The MLB Network has struck gold with the debates between Brian Kenny and Harold Reynolds. And because Kenny champions sabermetrics, he has become somewhat of a darling among the analyst writing crowd. Rob Neyer and others love the guy. But they should not. And Kenny’s act is actually counterproductive when it comes to what they are trying to do. Kenny is a bit of a bully.
The analyst writing community is already perceived as an “I am smarter than you,” community. Which is unfortunate because they are right most of the time. Being correct and being cocky in your correctness are two different venues. At the same time, being bold and deflating old and outdated writers is good for page hits. So it has worked to elevate the best of the analysts to stars.
Then you get Brian Kenny. The MLB Network boldly calls him a, “sabermatrician.” First, I do not know where Kenny cut his teeth on such things. Does he really know his math or has he just done a good job of absorbing what he has read from the analytic elite? If you are going to make that claim, back it up with his pedigree. But perhaps that is on me as I have not researched his background thoroughly.
But the fact is that he wears this mantle as part of his network’s world view. Most people on the fringes of these kinds of debates, the casual or older fan, are going to see their first broad stroke of what a numbers guy is going to look like and what he is going to say. But Kenny does not do that first big view justice.
And here is why: He comes across as a sort of arrogant, know-it-all. He is not going to allow himself to lose a fight. He is not going to impart his knowledge in a humble way. He bludgeons you with it. Of course, his network has encouraged this by making it great entertainment. But if Kenny wants to champion the analytic baseball point of view, he is doing more alienating than winning converts to this new religion.
During his arguments with Reynolds and even when he hosts the MLB Tonight broadcasts, he interjects his points in an, “I dare you to disagree and make yourself look stupid,” way. For Reynolds, other player-analysts and the old school viewers, their only reaction can be to put their backs up in a defensive posture.
Kenny’s latest bombast includes scathing indictments of the “win-loss” statistic. And there is no doubt that the “win-loss” statistic cannot and should not be the way to evaluate pitchers. There are much better tools now to do so. But how sexy and historic in the grand scheme of things is it to destroy completely a statistic that has defined baseball for more than a hundred years?
The Cy Young Award is not what it is because Young had a terrific FIP for his career. It exists because he had over 500 wins in his career. Wins and losses are a part of the fabric of history. Why do we have to completely destroy that to get to a better overall method of evaluating pitchers?
No matter what Kenny, Rob Neyer or anyone else is going to say, a 20-win season will always seem sexier than a 1.80 FIP. And part of that is the history of the game. Again, my question is, do we have to tear down history to have better evaluation tools? Why can’t we add the new tools and leave the history alone as long as we all know that some old historic stats are not the be all and end all?
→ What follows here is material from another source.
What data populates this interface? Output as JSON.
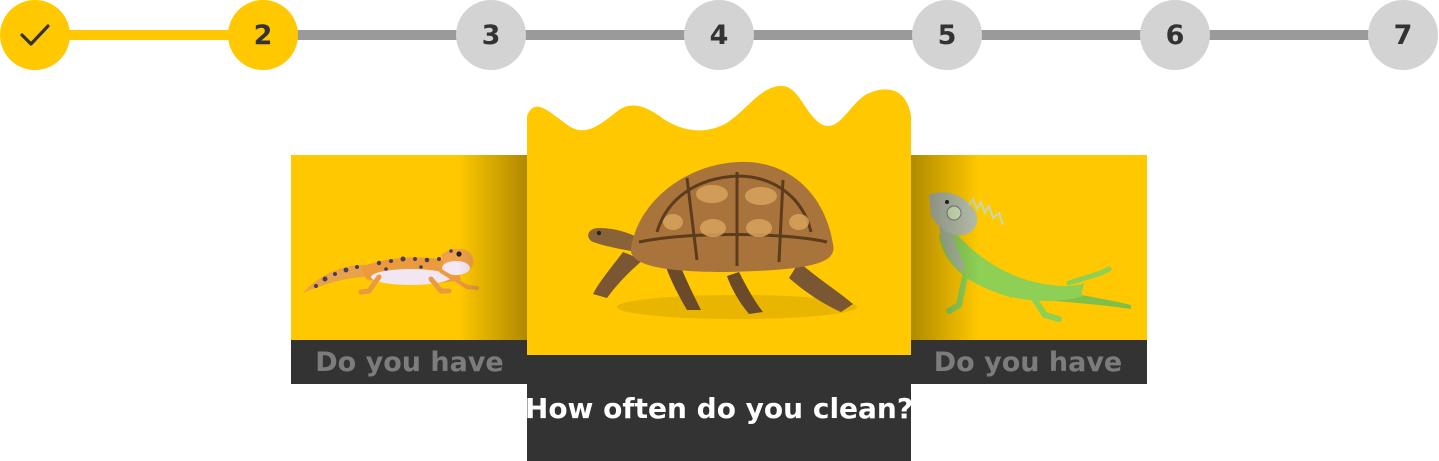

To a large degree, the analyst writers have already won on this issue. The CYA wins for Felix Hernandez and Zack Greinke proved that the bulk of the voters get it.
And yet, it has become a large target for Brian Kenny. I have seen him on at least three occasions denigrate what Max Scherzer has done this season (15-1) because wins do not matter. Several times, Kenny has put Scherzer’s numbers against other pitchers to prove that Scherzer is not better than those other guys.
Are Max Scherzer’s fifteen wins meaningless? I do not think so. Should that be the only way we evaluate him? No, I do not think that either. Scherzer has had a game score over 60 in fifteen of his twenty-one starts. An average game score is 50. He has kept his opponent under four runs in seventeen of his twenty-one starts. Those wins were not cheaply obtained.
Max Scherzer’s FIP is thirty points below his ERA. Scherzer has a 5.29 strikeout to walk ratio. He has a WHIP of 0.92. This is a guy you are going to knock because he is 15-1? Although I am not an analyst and not smart enough, admittedly, to know what the heck I am talking about, Scherzer’s fWAR takes somewhat of a hit because his BABIP is low and because his homer rate of 0.88 per nine innings is not elite. I do not see perfection in that fWAR calculation from a non-educated glance.
All I know is that the Tigers have only lost four of his 21 starts. All I know is that fifteen times, he allowed less runs than the other guy. I do not think the “wins” are meaningless. Nor do I think that is the only way to evaluate his season. But I am not ready to throw out the “win” no matter how much it threatens my street cred.
The bottom line for me is that Kenny is doing a disservice to the sabermetric revolution with his brashness and his lack of humility. The bottom line for me is that Max Scherzer’s fifteen wins are no accident but I am willing to consider that perhaps Felix Hernandez is having a slightly better season with four less wins. Do I really have to kill the one side of me to have the other?